Het centraal examen Het centraal examen heeft betrekking op de subdomeinen B1, C1, C2, C3, D1, D2, E2, E3 en H in combinatie met de vaardigheden uit domein A. De CvE kan bepalen, dat het centraal examen ten dele betrekking heeft op andere subdomeinen, mits de subdomeinen van het centraal examen tezamen dezelfde studielast hebben als de in de vorige zin genoemde. De CvE stelt het aantal en de tijdsduur van de zittingen van het centraal examen vast. De CvE maakt indien nodig een specificatie bekend van de examenstof van het centraal examen.
Het schoolexamen Het schoolexamen heeft betrekking op domein A en: • ten minste de domeinen en subdomeinen waarop het centraal examen geen betrekking heeft; daarbij kan het bevoegd gezag uit subdomeinen F1, F2, G1 en G2 twee subdomeinen kiezen, dan wel deze keuze aan de kandidaat laten. • indien het bevoegd gezag daarvoor kiest: een of meer domeinen of subdomeinen waarop het centraal examen betrekking heeft; • indien het bevoegd gezag daarvoor kiest: andere vakonderdelen, die per kandidaat kunnen verschillen.
De examenstof: De globale eindtermen van het NiNa eindexamenprogramma zijn blauw gearceerd.
9
Domein A1. Algemene Vaardigheden - profieloverstijgend niveau A1.1 Informatievaardigheden De kandidaat kan doelgericht informatie zoeken, beoordelen, selecteren en verwerken.
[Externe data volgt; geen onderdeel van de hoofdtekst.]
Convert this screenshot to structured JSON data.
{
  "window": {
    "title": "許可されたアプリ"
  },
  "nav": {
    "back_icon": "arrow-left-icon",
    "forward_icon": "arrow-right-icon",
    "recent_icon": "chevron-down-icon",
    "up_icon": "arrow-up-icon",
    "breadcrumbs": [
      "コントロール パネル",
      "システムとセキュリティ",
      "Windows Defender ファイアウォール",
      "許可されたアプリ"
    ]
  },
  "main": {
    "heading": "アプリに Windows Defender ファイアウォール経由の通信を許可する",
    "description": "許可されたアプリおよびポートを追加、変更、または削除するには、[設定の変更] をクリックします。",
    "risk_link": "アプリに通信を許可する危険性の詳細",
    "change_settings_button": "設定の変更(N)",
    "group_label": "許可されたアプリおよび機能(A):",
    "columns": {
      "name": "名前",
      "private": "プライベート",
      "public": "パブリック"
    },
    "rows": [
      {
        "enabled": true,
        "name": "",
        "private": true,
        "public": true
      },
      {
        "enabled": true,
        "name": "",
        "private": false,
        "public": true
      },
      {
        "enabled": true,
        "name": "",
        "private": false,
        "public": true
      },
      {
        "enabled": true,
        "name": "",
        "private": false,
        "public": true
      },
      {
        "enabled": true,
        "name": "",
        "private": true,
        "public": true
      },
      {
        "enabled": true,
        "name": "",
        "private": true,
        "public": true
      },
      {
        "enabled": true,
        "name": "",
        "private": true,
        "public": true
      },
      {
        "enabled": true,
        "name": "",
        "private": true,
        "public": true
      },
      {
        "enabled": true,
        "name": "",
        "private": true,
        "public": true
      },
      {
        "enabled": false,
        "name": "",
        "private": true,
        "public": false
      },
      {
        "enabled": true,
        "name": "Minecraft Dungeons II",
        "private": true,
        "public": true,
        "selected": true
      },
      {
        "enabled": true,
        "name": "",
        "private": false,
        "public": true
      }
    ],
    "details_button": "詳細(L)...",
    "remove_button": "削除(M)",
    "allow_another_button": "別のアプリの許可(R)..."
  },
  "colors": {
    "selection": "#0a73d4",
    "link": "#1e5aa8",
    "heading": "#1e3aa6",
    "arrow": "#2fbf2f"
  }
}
A1.2 Communiceren De kandidaat kan adequaat schriftelijk, mondeling en digitaal in het publieke domein communiceren over onderwerpen uit het desbetreffende vakgebied. A1.3 Reflecteren op leren De kandidaat kan bij het verwerven van vakkennis en vakvaardigheden reflecteren op eigen belangstelling, motivatie en leerproces. A1.4 Studie en beroep De kandidaat kan toepassingen en effecten van vakkennis en vaardigheden in verschillende studie- en beroepssituaties herkennen en benoemen en kan een verband leggen tussen de praktijk van deze studies en beroepen en de eigen kennis, vaardigheden en belangstelling.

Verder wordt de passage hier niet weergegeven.